Guardiola angry after breaking career rule due to ‘selfish’ but improved player

Guardiola angry after breaking career rule due to ‘selfish’ but improved player

Kyle Walker forced Pep Guardiola into doing something he never had as a boss with a decision he ‘didn’t like’, but Burnley are better for his ‘selfish’ call.

When Burnley were last in the Premier League, they had the youngest manager and second youngest squad in the division.

“It’s about what we can afford, and we can afford players from that range, that have maybe not so much experience but have really, really good potential,” said Vincent Kompany of a “strategic decision” for the Clarets not to sign any player older than 29 in their bid for survival.

While it worked for current Bayern Munich manager Kompany, Burnley themselves spent the entire season in the relegation zone and only racked up a double-figure points tally two days before Christmas, which coincided with their first win over a side they hadn’t been promoted alongside.

Scott Parker has helped them learn and implement some important lessons a couple of years later. Burnley are on 10 points from nine games, have beaten their first established top-flight opponent and recorded consecutive Premier League wins for the first time since April 2022 under *checks notes* Mike *checks notes again* Jackson.

It might still ultimately result in glorious failure but this is a different version of the Clarets, one more obdurate, versatile and willing to lean on that “experience” they could not “afford” before.

Having three of the six oldest players to feature in the Premier League this season does help. But while Ashley Barnes is there to uphold standards, sit at the front of the team bus, pick the pre-match music and regale everyone about how he almost joined Chelsea, the other members of Parker’s old guard are leading by consummate example.

Perhaps Kompany simply didn’t realise that the sort of 30-something expertise offered by Martin Dubravka and Kyle Walker was entirely within a sensible price range if the transfer policy allows, wages notwithstanding.
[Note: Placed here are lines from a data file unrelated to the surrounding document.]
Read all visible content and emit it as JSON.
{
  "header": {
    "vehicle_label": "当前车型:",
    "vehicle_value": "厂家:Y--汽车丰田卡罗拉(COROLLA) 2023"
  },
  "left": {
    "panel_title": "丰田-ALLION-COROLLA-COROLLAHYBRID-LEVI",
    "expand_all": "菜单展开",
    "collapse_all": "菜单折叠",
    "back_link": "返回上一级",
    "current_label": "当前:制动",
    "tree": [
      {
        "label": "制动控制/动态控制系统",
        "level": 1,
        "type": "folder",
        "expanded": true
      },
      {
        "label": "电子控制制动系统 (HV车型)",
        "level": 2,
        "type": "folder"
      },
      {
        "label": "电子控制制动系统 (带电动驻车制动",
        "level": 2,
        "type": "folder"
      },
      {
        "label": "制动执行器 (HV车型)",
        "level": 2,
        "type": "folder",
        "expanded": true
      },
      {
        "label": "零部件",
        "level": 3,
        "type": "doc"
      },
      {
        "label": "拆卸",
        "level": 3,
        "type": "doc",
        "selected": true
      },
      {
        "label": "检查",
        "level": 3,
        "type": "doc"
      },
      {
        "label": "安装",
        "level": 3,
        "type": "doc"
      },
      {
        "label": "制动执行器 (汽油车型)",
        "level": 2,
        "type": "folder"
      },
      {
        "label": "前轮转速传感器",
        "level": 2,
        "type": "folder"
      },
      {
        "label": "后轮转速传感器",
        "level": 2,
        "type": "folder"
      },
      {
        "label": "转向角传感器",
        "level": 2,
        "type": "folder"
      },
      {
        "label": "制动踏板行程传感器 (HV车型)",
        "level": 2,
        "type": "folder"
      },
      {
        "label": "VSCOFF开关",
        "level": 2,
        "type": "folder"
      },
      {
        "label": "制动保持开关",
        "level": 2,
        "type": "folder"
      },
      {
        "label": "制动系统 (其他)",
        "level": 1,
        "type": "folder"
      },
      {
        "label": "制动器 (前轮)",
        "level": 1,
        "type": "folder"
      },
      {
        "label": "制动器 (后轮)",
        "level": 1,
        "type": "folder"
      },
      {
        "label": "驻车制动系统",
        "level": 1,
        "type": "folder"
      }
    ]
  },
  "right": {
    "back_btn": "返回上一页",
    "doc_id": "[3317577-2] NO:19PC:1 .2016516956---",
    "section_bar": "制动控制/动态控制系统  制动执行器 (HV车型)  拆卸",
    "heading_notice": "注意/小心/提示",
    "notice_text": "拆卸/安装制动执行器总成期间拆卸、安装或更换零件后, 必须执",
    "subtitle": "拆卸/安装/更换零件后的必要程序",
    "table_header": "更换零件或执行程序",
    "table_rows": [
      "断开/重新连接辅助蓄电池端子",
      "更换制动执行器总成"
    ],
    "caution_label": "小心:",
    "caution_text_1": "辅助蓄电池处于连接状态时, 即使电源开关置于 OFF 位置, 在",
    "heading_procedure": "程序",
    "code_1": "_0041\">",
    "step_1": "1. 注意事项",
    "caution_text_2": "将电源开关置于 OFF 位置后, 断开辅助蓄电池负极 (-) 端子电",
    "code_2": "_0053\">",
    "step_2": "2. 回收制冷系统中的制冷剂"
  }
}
If Burnley stay up then £7m will rarely have been spent better.

The last-minute save Dubravka conjured against Wolves was as remarkable and the leadership Walker provided as invaluable as Lyle Foster’s stoppage-time winner. Neither player has missed a minute of the Premier League season and Burnley are far better for it.

For Walker in particular this has been a wonderful career course-correction. It had seemed his time at this level was up long before he forced Manchester City into that conclusion and six months at AC Milan failed to turn the tide. He will certainly not attract that calibre of club again. But a fresh challenge at Turf Moor has been reinvigorating.

The sight of him sprinting back to prevent a two-on-one Wolves counter-attack in the 80th minute of a breathless game at Molineux was incongruous with his last two years or so for club and country.

“I don’t want to say scapegoat because I don’t want to bring out the violins,” he recently told the Daily Telegraph of his final months at Manchester City. “I felt just like I was getting…not blamed. I won’t say blamed but I felt I was the excuse because I was the captain.”

He admitted that he had been “selfish” in removing the armband and leaving his post mid-season – and there is residual frustration at the Etihad over a situation Pep Guardiola “didn’t like”, the Spaniard picking his own captain this season “for the first time in my career” instead of allowing a squad vote to decide.

But Parker need not worry about a similar abdication of responsibility. Walker has helped Burnley acclimatise far better to choppy Premier League waters and this is not a ship the grizzled veteran will abandon before the journey is done.